In recent years, research has shown a behavioral change in some Americans towards an increase in the consumption of nutritional supplements: an estimated $ 120 billion industry.

However, researchers say the real health benefits of diet supplements are often overstated.

“The vast majority of dietary supplements seem to be of no use. Again, more is not better if you are not deficient in nutrients. Some high-dose dietary supplements can even cause harm,” said Michos.

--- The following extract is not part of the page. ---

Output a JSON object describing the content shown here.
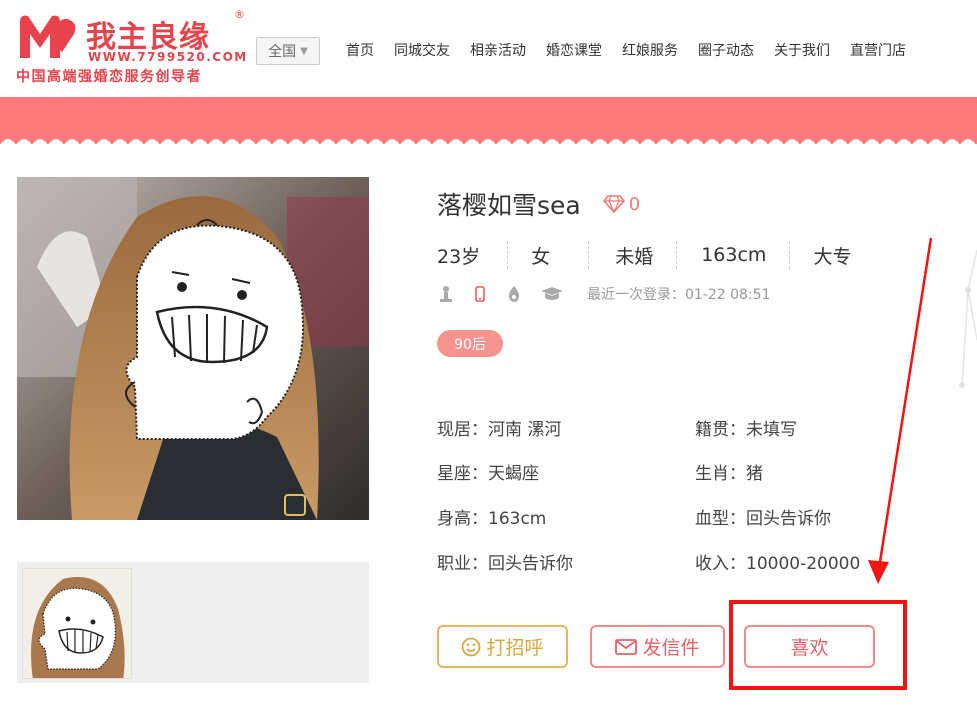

There is growing evidence that dietary supplements fail to prevent primary or recurrent cardiovascular disease. Another debut study at AHA, the OMEMI study, showed no benefit in adding polyunsaturated marine n-3 fatty acids to prevent a second heart attack.

However, what has been shown repeatedly is the benefits of diet and exercise in preventing, or sometimes even reversing, conditions such as atrial fibrillation.

“We tend to look for the magic nutrient so we don’t have to eat well,” Albert said.

Albert said the most effective prevention is by maintaining a healthy weight, reducing alcohol consumption to 1-2 drinks a day, and maintaining healthy blood pressure.

Michos agreed, advising that a healthy lifestyle and eating habits can prevent not only atrial fibrillation but heart disease as a whole.

“Moderate exercise following a healthy diet and maintaining a normal weight can reduce the risk of atrial fibrillation. I think people would be better off saving their money on supplements that have not been shown to work and theirs instead Time and attention is focusing money on activities that promote healthy lifestyles, “she said.

Lily Nedda Dastmalchi, DO, MA, is an internal medicine-based physician at George Washington University and an employee of the ABC News Medical Unit.